Мы не сняли. Приехали, подготовились, сделали четыре дубля, оказалось – не вынули какой-то фильтр. Тут же пошел дождь, а за ним – рассвет. И мне, сказать по чести, было почти безразлично. А правильно ли это? Не быть ангажированным, относиться к кино как к службе, не болеть о деле, не радеть. Может быть – в отношении этого, весьма поверхностного фильма, где пепел Клааса не стучит ни в чье сердце.

На этой работе – мухи дохнут. Позволил себе за обедом две рюмки под хорошую закуску. Будь здоров, Лёшечка, поздравляю: ибо, во-первых, ты хлебнул на работе, а во-вторых, обедаешь, когда группа работает. Как Герман пророчил: «Ты стал обычным ленфильмовским бездельником!»

Через неделю мы столкнулись в коридоре студии, у павильона. Открылась дверь, вышел Герман, один, без Светланы, и медленно пошел во двор.

Я догнал его у темно-зеленого джипа, где дожидался шофер:

– Алексей Юрьевич, мне нужно объясниться.

Герман тяжело повернулся:

– А, Лёшка? О чем нам говорить, ты просто сдрейфил…

– Это не так, Алексей Юрьевич.

Но он не слушал меня.

– Просто испугался ответственности, обосрался. А я ведь только хотел помочь тебе, поддержать. Твой отец, Женька, был самым талантливым на курсе, он был лучшим, но из него ничего не вышло. Из тебя, видимо, тоже. Будь здоров.

Он сел в джип и уехал. А я пожалел, что у меня не оказалось гвоздя под рукой проколоть ему колесо.

Приснилось, что сижу в сумасшедшем доме, убегаю, а меня все время возвращают, причем один и тот же человек приходит, берет меня за руку, уводит обратно и говорит: «Я снова приду, как только ты перестанешь думать обо мне!»

Сказать, что с годами все забылось, – неправда, вранье, ничего не забылось – вот же эти записки. Но вектор отношения поменялся.

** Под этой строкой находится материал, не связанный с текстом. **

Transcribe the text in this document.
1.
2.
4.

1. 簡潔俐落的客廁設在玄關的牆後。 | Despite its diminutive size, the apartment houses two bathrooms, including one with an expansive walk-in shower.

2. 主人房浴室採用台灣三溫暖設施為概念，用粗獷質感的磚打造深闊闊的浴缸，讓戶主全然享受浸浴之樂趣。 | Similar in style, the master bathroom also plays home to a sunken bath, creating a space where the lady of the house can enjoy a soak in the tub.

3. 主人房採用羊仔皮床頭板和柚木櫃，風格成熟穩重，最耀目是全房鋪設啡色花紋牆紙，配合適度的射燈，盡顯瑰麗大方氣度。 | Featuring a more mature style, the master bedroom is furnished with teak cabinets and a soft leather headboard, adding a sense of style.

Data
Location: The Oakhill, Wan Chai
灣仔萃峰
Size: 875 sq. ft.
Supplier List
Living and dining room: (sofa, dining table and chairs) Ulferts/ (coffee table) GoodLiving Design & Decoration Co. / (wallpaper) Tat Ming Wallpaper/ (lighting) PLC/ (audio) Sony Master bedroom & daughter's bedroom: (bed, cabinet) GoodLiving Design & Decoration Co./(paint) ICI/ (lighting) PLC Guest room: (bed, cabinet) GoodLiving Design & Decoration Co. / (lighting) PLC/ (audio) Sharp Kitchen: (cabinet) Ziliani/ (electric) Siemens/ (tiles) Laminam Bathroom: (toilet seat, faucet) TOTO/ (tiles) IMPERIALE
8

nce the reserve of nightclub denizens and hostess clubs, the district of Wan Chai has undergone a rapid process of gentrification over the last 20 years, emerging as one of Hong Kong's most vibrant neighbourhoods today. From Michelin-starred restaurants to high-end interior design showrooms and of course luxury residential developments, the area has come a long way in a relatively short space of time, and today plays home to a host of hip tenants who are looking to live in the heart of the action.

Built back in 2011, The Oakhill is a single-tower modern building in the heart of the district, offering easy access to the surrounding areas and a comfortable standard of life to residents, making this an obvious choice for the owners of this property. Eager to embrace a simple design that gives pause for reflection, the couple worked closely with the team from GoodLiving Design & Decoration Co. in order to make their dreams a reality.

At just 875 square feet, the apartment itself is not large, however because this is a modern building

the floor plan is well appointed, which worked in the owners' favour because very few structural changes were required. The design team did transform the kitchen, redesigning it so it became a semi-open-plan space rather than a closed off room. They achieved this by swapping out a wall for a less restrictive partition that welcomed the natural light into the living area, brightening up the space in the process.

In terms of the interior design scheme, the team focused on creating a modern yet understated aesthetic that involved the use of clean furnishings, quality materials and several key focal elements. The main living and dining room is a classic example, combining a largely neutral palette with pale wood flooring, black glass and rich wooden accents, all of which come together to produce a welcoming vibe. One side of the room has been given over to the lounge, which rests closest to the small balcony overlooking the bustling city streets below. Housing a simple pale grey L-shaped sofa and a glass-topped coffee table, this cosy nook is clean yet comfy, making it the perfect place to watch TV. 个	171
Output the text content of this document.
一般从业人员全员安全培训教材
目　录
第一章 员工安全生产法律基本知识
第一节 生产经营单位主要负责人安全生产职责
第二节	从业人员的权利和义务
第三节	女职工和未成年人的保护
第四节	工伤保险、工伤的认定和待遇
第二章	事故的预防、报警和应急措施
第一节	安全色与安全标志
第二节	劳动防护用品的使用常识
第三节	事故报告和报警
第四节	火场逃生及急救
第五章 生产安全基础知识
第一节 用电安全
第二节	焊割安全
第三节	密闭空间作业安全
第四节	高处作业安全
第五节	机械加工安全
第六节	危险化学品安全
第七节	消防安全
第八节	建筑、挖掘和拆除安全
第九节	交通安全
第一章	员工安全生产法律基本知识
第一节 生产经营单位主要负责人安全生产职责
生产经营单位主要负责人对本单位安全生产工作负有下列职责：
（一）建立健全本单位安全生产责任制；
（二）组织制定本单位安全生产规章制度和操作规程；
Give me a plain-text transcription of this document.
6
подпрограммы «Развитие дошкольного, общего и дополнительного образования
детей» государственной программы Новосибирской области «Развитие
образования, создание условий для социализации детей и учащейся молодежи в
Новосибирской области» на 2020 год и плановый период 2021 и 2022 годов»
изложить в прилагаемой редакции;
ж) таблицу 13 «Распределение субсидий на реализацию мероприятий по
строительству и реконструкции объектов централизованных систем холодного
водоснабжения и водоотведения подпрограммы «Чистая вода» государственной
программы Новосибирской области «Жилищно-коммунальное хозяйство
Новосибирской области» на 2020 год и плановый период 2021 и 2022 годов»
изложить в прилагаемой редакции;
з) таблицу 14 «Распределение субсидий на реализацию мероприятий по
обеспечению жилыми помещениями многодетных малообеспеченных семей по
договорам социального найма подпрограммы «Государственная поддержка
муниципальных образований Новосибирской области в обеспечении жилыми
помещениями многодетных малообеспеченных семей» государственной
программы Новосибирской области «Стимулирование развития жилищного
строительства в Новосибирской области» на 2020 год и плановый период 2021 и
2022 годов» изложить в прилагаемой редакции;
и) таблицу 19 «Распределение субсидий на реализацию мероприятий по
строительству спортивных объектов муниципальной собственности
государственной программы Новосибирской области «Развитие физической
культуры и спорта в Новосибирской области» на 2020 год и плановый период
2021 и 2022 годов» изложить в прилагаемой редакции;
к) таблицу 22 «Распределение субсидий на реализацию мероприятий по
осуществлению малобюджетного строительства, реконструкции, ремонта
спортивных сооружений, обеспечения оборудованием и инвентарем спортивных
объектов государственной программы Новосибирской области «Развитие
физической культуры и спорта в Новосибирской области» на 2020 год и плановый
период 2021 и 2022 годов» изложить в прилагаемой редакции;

Расставаясь с ним, я чувствовал, что уже никогда ни с кем в кино, в этой сумасшедшей профессии, не будет так интересно. И я не ошибся.

Вряд ли меня это радует.

Мы не общались и не созванивались, о том, что происходит на картине, я узнавал от друзей. Один за другим менялись режиссеры-стажеры, ссорились и вновь мирились Герман с Ярмольником. Уходили из жизни, не дождавшись озвучания, исполнители ролей: проректор Театралки Павел Романов, мой педагог по режиссуре Вадим Сергеевич Голиков, Анатолий Шведерский, Петр Меркурьев – Петя, внук Мейерхольда, – он много и талантливо писал некрологи, был человеком с большим юмором, играл у Германа придворного поэта. Без сознания, в коме, с запущенным раком увезли в клинику Владимира Ильина – германовского оператора. Столько отдать сил, времени, жизни и – не доснять эту картину! По горькой иронии доснимать позвали Клименко. Все на круги своя… Не ошибиться бы, что свое, а что – нет.

Как-то 31 декабря я позвонил Герману – без ответа. Утром узнал, что в новогоднюю ночь его с сыном избили в Доме кинематографистов в Репино. Гуляла пьяная кампания, вели себя непристойно, обижали официантку – Алексей Юрьевич пошел их усмирять. Лёша маленький бросился на помощь отцу, оба в больнице.

Потом была «Ника», киноакадемия присудила Герману приз «За честь и достоинство».

Я уже несколько лет был москвичом, а он приехал дневным поездом, чтобы ночью же уехать.

– Здравствуйте, Алексей Юрьевич, поздравляю вас.

– Лёшка, привет! Странно, меня чтут за то, чем должен обладать любой школьник. Рад тебя видеть. Знаешь, а возвращайся в Ленинград – скучно здесь, в Москве.

Да, скучно.

В зале стемнело, на экран пошла проекция фрагмента из еще не смонтированной картины. Тот самый кадр, когда Румата кровавой рукой проводит себе по лицу. Когда включили свет, на сцене стоял Леонид Исаакович в костюме Руматы. Он остроумно и основательно заявил, что Герман – инопланетянин.

В антракте я ушел, кто-то из членов киноакадемии давал интервью у гардероба:

– Герман! Да он один такой, один, понимаете – один.

Дверь захлопнулась, сырые московские сумерки моросили тенями прохожих, и только последнее грустное слово стонало, прищемленное дверью:

Один, один, один.

Человек Божий, режиссер…

– Лёшка, меня любить – не профессия.

– Конечно, я, дилетант, и не претендую.

Профессионалов – и так хватает.

Еще колечко

  • Когда человек умирает,
  • Изменяются его портреты.
Ахматова

21 февраля 2013 г.

Я почти уже написал книгу о нем, теперь придется переписывать. Почему? Потому, что он уже ее не прочитает.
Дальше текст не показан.